Days that felt like they weren’t going to end and I was so exhausted I could barely tolerate the idea of another day like that one. But my attitude and mindset were there for me to pivot and reframe what was happening.
And that leads me to the second lesson. Commitment is everything.

I think we have lost the powerful meaning of commitment in our society. I think that it has become so easy to replace things, and have something new come into view so quickly that we have forgotten the power of commitment.
Commitment is the pledging or promise of completion of something in the future. Even promise and pledge seem to have diminished in meaning it seems. Commitment means you keep going. You keep doing it - whatever it is. Commitment is when it no longer matters how you feel in the short term to arrive at what you are working toward in the long term.
It’s what Ray Dalio speaks about when he says to make decisions based on the secondary result, not the primary one.
It’s what Tony Robbins talks about when he says burn the boats, or resolve.
It means you wake up in the morning and you go work out even when in that moment what you really want to do is stay in bed.
It means you keep telling yourself the truth of “this to shall pass” even when you want to sink to the floor because every second feels like an eternity.
It means you do it anyway. Even when you don’t feel like in that moment because you KNOW you HAVE to to keep going.
It means you decide to do it for yourself AND for the people you love.
Commitment was a powerful lesson from COVID. It asked me, sometimes multiple times in an hour, are you going to do what needs doing or are you going to give up?
My commitment through COVID was the same I think I’ve always had. I will get through this, I will figure it out and it will be ok. I just didn’t realize how badly I NEEDED to commit to those ideas. The commitment to that mindset is what allowed me to keep giving myself self-care even when I just wanted to stay in bed.

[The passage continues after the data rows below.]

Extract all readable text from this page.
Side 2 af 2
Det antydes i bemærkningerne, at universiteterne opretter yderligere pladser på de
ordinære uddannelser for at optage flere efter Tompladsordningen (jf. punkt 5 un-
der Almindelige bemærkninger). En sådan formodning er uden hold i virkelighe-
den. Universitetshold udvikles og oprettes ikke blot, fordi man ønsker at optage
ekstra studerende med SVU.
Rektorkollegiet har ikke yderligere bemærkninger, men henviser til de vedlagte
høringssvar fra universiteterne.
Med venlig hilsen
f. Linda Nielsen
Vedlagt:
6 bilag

It was the commitment to that mindset that allowed me to stand back up when I fell. And guys I had some falls.
Commitment and mindset don’t mean you don’t struggle. It just means you don’t let the struggle stop you.

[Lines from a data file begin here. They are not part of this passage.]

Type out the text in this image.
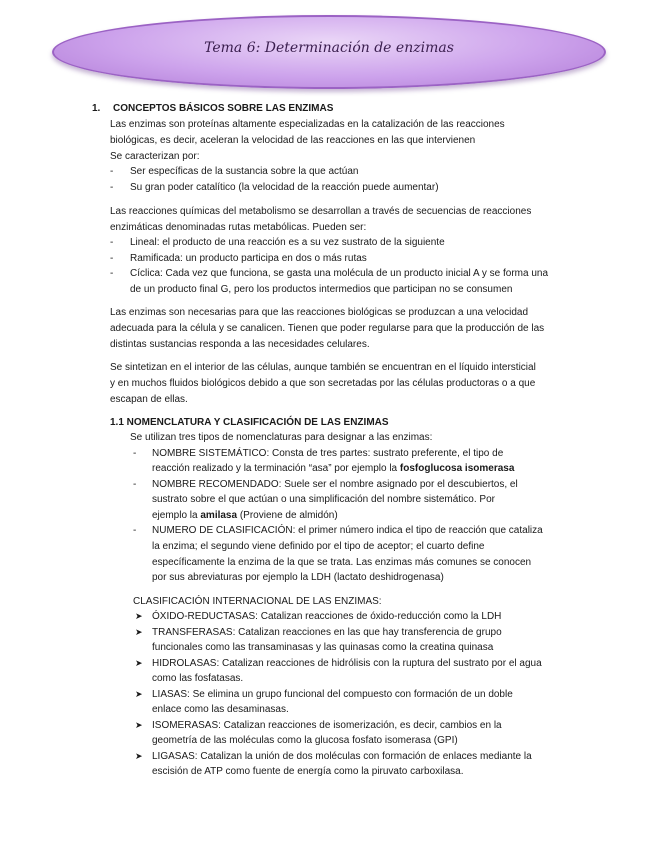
Tema 6: Determinación de enzimas
1. CONCEPTOS BÁSICOS SOBRE LAS ENZIMAS
Las enzimas son proteínas altamente especializadas en la catalización de las reacciones
biológicas, es decir, aceleran la velocidad de las reacciones en las que intervienen
Se caracterizan por:
- Ser específicas de la sustancia sobre la que actúan
- Su gran poder catalítico (la velocidad de la reacción puede aumentar)
Las reacciones químicas del metabolismo se desarrollan a través de secuencias de reacciones
enzimáticas denominadas rutas metabólicas. Pueden ser:
- Lineal: el producto de una reacción es a su vez sustrato de la siguiente
- Ramificada: un producto participa en dos o más rutas
- Cíclica: Cada vez que funciona, se gasta una molécula de un producto inicial A y se forma una
de un producto final G, pero los productos intermedios que participan no se consumen
Las enzimas son necesarias para que las reacciones biológicas se produzcan a una velocidad
adecuada para la célula y se canalicen. Tienen que poder regularse para que la producción de las
distintas sustancias responda a las necesidades celulares.
Se sintetizan en el interior de las células, aunque también se encuentran en el líquido intersticial
y en muchos fluidos biológicos debido a que son secretadas por las células productoras o a que
escapan de ellas.
1.1 NOMENCLATURA Y CLASIFICACIÓN DE LAS ENZIMAS
Se utilizan tres tipos de nomenclaturas para designar a las enzimas:
- NOMBRE SISTEMÁTICO: Consta de tres partes: sustrato preferente, el tipo de
reacción realizado y la terminación “asa” por ejemplo la fosfoglucosa isomerasa
- NOMBRE RECOMENDADO: Suele ser el nombre asignado por el descubiertos, el
sustrato sobre el que actúan o una simplificación del nombre sistemático. Por
ejemplo la amilasa (Proviene de almidón)
- NUMERO DE CLASIFICACIÓN: el primer número indica el tipo de reacción que cataliza
la enzima; el segundo viene definido por el tipo de aceptor; el cuarto define
específicamente la enzima de la que se trata. Las enzimas más comunes se conocen
por sus abreviaturas por ejemplo la LDH (lactato deshidrogenasa)
CLASIFICACIÓN INTERNACIONAL DE LAS ENZIMAS:
➤ ÓXIDO-REDUCTASAS: Catalizan reacciones de óxido-reducción como la LDH
➤ TRANSFERASAS: Catalizan reacciones en las que hay transferencia de grupo
funcionales como las transaminasas y las quinasas como la creatina quinasa
➤ HIDROLASAS: Catalizan reacciones de hidrólisis con la ruptura del sustrato por el agua
como las fosfatasas.
➤ LIASAS: Se elimina un grupo funcional del compuesto con formación de un doble
enlace como las desaminasas.
➤ ISOMERASAS: Catalizan reacciones de isomerización, es decir, cambios en la
geometría de las moléculas como la glucosa fosfato isomerasa (GPI)
➤ LIGASAS: Catalizan la unión de dos moléculas con formación de enlaces mediante la
escisión de ATP como fuente de energía como la piruvato carboxilasa.
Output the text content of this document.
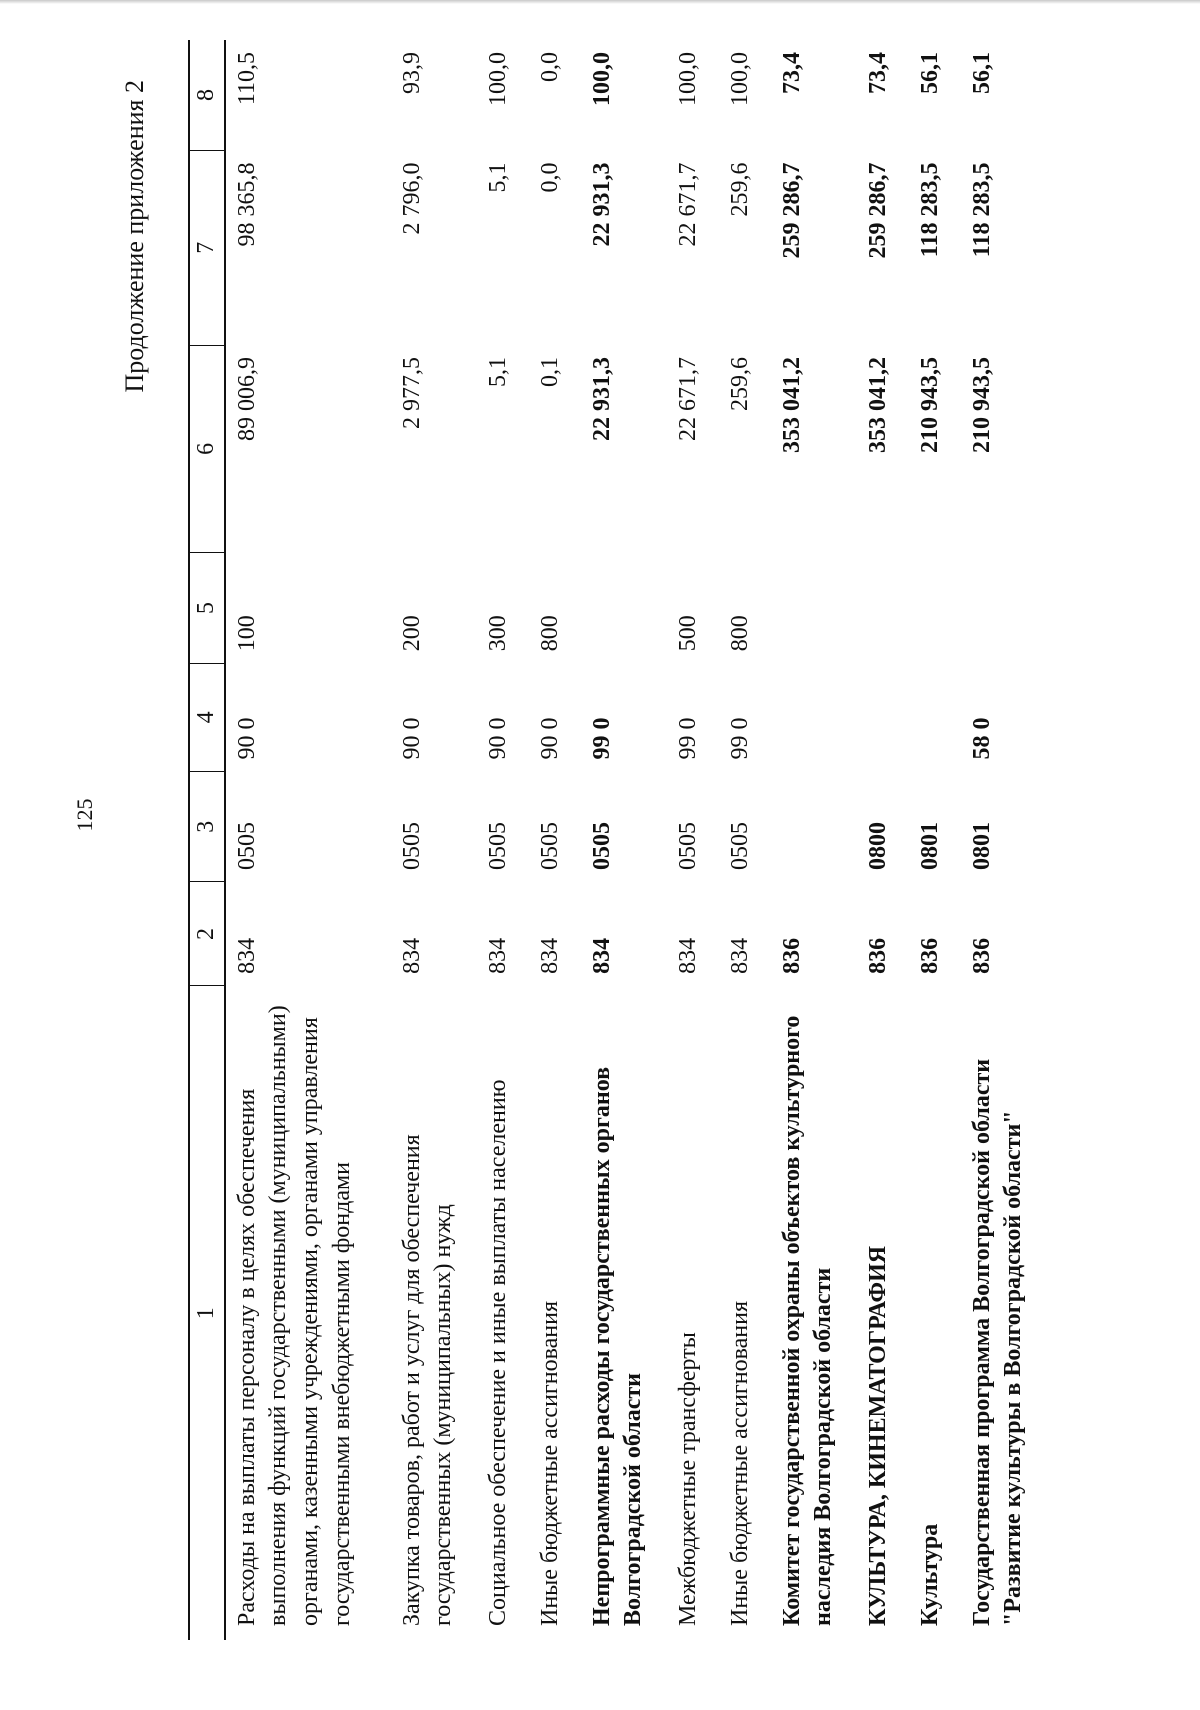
125
Продолжение приложения 2
1	2	3	4	5	6	7	8
Расходы на выплаты персоналу в целях обеспечения выполнения функций государственными (муниципальными) органами, казенными учреждениями, органами управления государственными внебюджетными фондами	834	0505	90 0	100	89 006,9	98 365,8	110,5
Закупка товаров, работ и услуг для обеспечения государственных (муниципальных) нужд	834	0505	90 0	200	2 977,5	2 796,0	93,9
Социальное обеспечение и иные выплаты населению	834	0505	90 0	300	5,1	5,1	100,0
Иные бюджетные ассигнования	834	0505	90 0	800	0,1	0,0	0,0
Непрограммные расходы государственных органов Волгоградской области	834	0505	99 0		22 931,3	22 931,3	100,0
Межбюджетные трансферты	834	0505	99 0	500	22 671,7	22 671,7	100,0
Иные бюджетные ассигнования	834	0505	99 0	800	259,6	259,6	100,0
Комитет государственной охраны объектов культурного наследия Волгоградской области	836				353 041,2	259 286,7	73,4
КУЛЬТУРА, КИНЕМАТОГРАФИЯ	836	0800			353 041,2	259 286,7	73,4
Культура	836	0801			210 943,5	118 283,5	56,1
Государственная программа Волгоградской области "Развитие культуры в Волгоградской области"	836	0801	58 0		210 943,5	118 283,5	56,1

And this leads me to lesson number 3. There is no finish line.
Let me explain what that means. It means you aren’t waiting for some great “arrival” when “bad” things stop happening. You can put in a lot of work to change, and grow and you WILL see progress. You will.

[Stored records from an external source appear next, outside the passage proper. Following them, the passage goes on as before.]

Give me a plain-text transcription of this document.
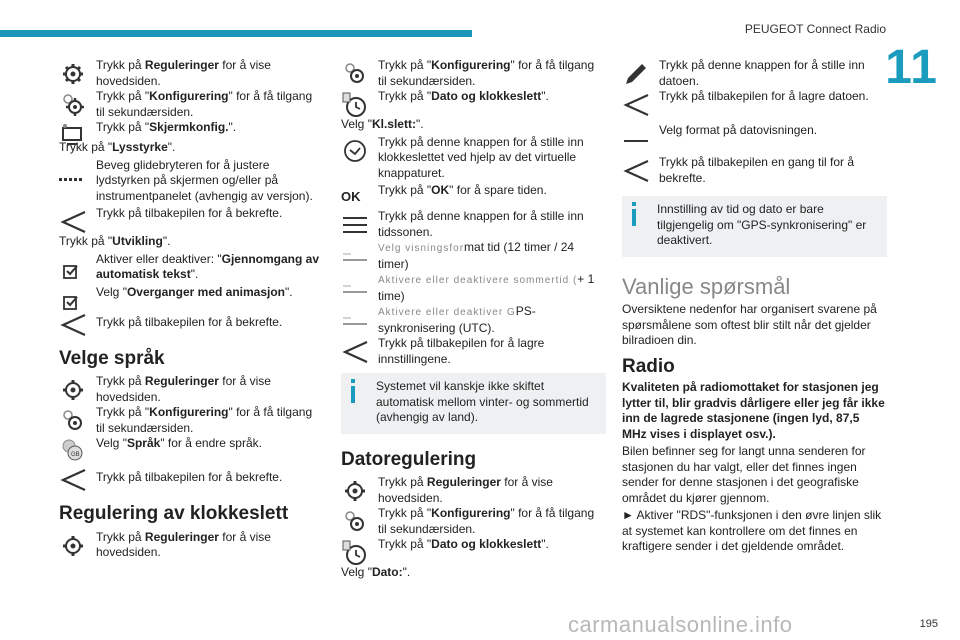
PEUGEOT Connect Radio
11
Trykk på Reguleringer for å vise hovedsiden.
Trykk på "Konfigurering" for å få tilgang til sekundærsiden.
Trykk på "Skjermkonfig.".
Trykk på "Lysstyrke".
Beveg glidebryteren for å justere lydstyrken på skjermen og/eller på instrumentpanelet (avhengig av versjon).
Trykk på tilbakepilen for å bekrefte.
Trykk på "Utvikling".
Aktiver eller deaktiver: "Gjennomgang av automatisk tekst".
Velg "Overganger med animasjon".
Trykk på tilbakepilen for å bekrefte.
Velge språk
Trykk på Reguleringer for å vise hovedsiden.
Trykk på "Konfigurering" for å få tilgang til sekundærsiden.
GB
Velg "Språk" for å endre språk.
Trykk på tilbakepilen for å bekrefte.
Regulering av klokkeslett
Trykk på Reguleringer for å vise hovedsiden.
Trykk på "Konfigurering" for å få tilgang til sekundærsiden.
Trykk på "Dato og klokkeslett".
Velg "Kl.slett:".
Trykk på denne knappen for å stille inn klokkeslettet ved hjelp av det virtuelle knappaturet.
OK	Trykk på "OK" for å spare tiden.
Trykk på denne knappen for å stille inn tidssonen.
Velg visningsformat tid (12 timer / 24 timer)
Aktivere eller deaktivere sommertid (+ 1 time)
Aktivere eller deaktiver GPS-synkronisering (UTC).
Trykk på tilbakepilen for å lagre innstillingene.
Systemet vil kanskje ikke skiftet automatisk mellom vinter- og sommertid (avhengig av land).
Datoregulering
Trykk på Reguleringer for å vise hovedsiden.
Trykk på "Konfigurering" for å få tilgang til sekundærsiden.
Trykk på "Dato og klokkeslett".
Velg "Dato:".
Trykk på denne knappen for å stille inn datoen.
Trykk på tilbakepilen for å lagre datoen.
Velg format på datovisningen.
Trykk på tilbakepilen en gang til for å bekrefte.
Innstilling av tid og dato er bare tilgjengelig om "GPS-synkronisering" er deaktivert.
Vanlige spørsmål
Oversiktene nedenfor har organisert svarene på spørsmålene som oftest blir stilt når det gjelder bilradioen din.
Radio
Kvaliteten på radiomottaket for stasjonen jeg lytter til, blir gradvis dårligere eller jeg får ikke inn de lagrede stasjonene (ingen lyd, 87,5 MHz vises i displayet osv.).
Bilen befinner seg for langt unna senderen for stasjonen du har valgt, eller det finnes ingen sender for denne stasjonen i det geografiske området du kjører gjennom.
► Aktiver "RDS"-funksjonen i den øvre linjen slik at systemet kan kontrollere om det finnes en kraftigere sender i det gjeldende området.
carmanualsonline.info	195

But that doesn’t mean you hit a time in your life when everything just gets easy and there are no more struggles. You might deal with your struggles better, but if you are waiting to not have them at all you are going to wait forever.
That’s just not how this game is played y’all. There is no finish line. You don’t cross a threshold and things don’t bother you anymore.
You are human. Things are going to bother you.
How you handle them will change.
How you feel about them will change.
The fact that they still happen will not.
That means these strategies of self-care don’t stop. It means commitment doesn’t go away, it may just shift.
It means that we are always going to be readjusting how we are engaging with the circumstances of our lives.
Some days we can be reminded of an issue or trigger we had in the past that we thought was long gone, and instead we find it raise it’s head again. It can come out of no where and make you feel like you haven’t made progress. But I assure you, you have. It’s just that life doesnt have a finish line. We will always need to engage then rebalance, then engage again. Balance is a tight rope, it’s a readjustment that never really stops.
And that’s ok. That spirally growth is helps us reach to the next level without forgetting where we have come from. And all three of these lessons are always true. I just found out how true they were through these last 12 months.
So what about you? What lessons have you had through COVID? What has helped you?
What has been hard or even felt impossible at times? We all have something to take out of this time. Finding the lesson ensures the time isn’t wasted.